2019/Brighton/privatepost

From IndieWeb

Private/Protected Posts was a session at IndieWebCamp Brighton 2019.

Notes archived from: https://etherpad.indieweb.org/privatepost


Participants

Notes

Is private or protected a better term?

Silos have turned the term "private" to mean "friends-only"

  • "private messages" are misleading
  • Discourse calls it "private message"
  • Slack/Twitter calls it "direct message"

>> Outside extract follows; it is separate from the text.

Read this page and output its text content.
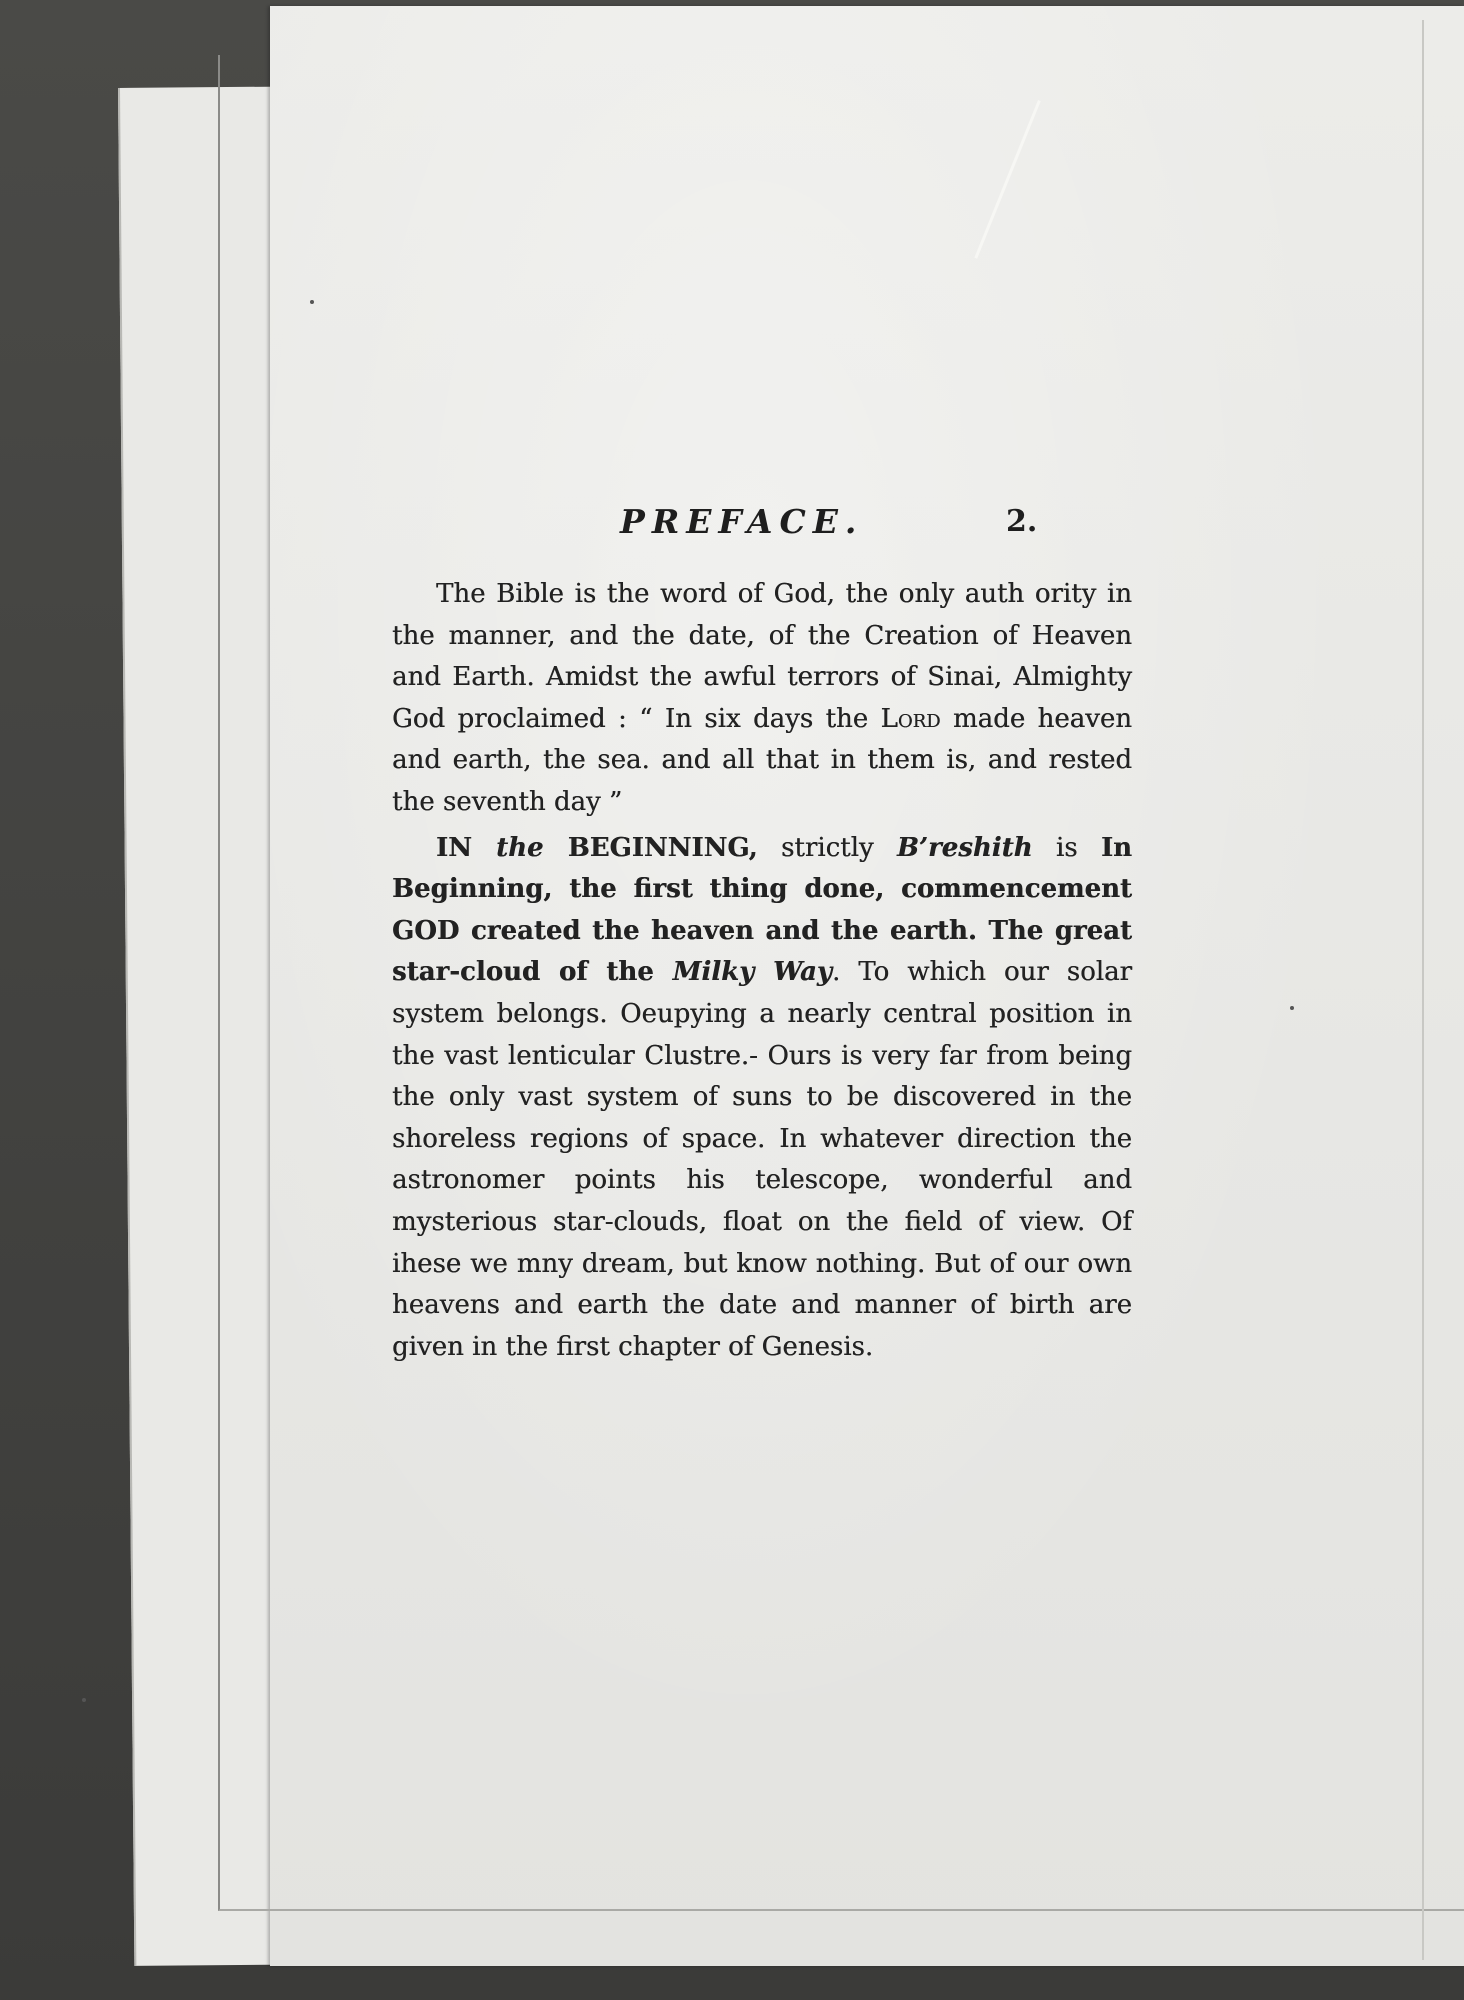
PREFACE.	2.

The Bible is the word of God, the only auth ority in the manner, and the date, of the Creation of Heaven and Earth. Amidst the awful terrors of Sinai, Almighty God proclaimed : “ In six days the Lord made heaven and earth, the sea. and all that in them is, and rested the seventh day ”

IN the BEGINNING, strictly B’reshith is In Beginning, the first thing done, commencement GOD created the heaven and the earth. The great star-cloud of the Milky Way. To which our solar system belongs. Oeupying a nearly central position in the vast lenticular Clustre.- Ours is very far from being the only vast system of suns to be discovered in the shoreless regions of space. In whatever direction the astronomer points his telescope, wonderful and mysterious star-clouds, float on the field of view. Of ihese we mny dream, but know nothing. But of our own heavens and earth the date and manner of birth are given in the first chapter of Genesis.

"cryptographically secure" is sufficient for "private" posts

"protected posts" mean other people can see the posts somehow

  • Lewis Cowles Aaronpk shared a great example earlier, which I was able to find a browser addon / extension to work with. It wasn't ideal experience, but it did cut out a lot of the L33t user only effect I've seen from other platforms
  • Lewis Cowles Fallback is perhaps a nice thing to consider with this.
  • Lewis Cowles Token splitting seems to be a way this is approached, but it's difficult compared to having a dedicated structured envelope which is not susceptible/ is less susceptible to user-error (apologies on spelling)
  • Lewis Cowles A search appliance may leak if private information is shareable, however it would be possible to inform the query based on the state of logged-in / has key / part of the permitted

Sebastiaan Andeweg has two protected post mechanisms currently

  • anyone can log in to his site and see all of his checkins, which are not visible publicly
  • posts can be restricted to be visible by specific people after they log in

https://wordpress.org/support/article/content-visibility/

Uses for unlisted posts?

  • Tantek Γ‡elik mentions a reply to a specific post that is not syndicated anywhere and is not in any lists, that is visible only in the context of the post being commented on
  • Lewis Cowles question for Tantek. If there were a mechanism to reference / embed the post being commented on (optionally within an encrypted envelope), would that meet the need?
  • Lewis Cowles so not simplistic enough for me to be reductive

Quill (should) support:

  • Public
  • Unlisted
  • Protected (requires some form of authentication)
  • Private: Only author can see this

Another option could be Encrypted: where it is encrypted with PGP keys, we concluded that this should be a separate option "beyond" private.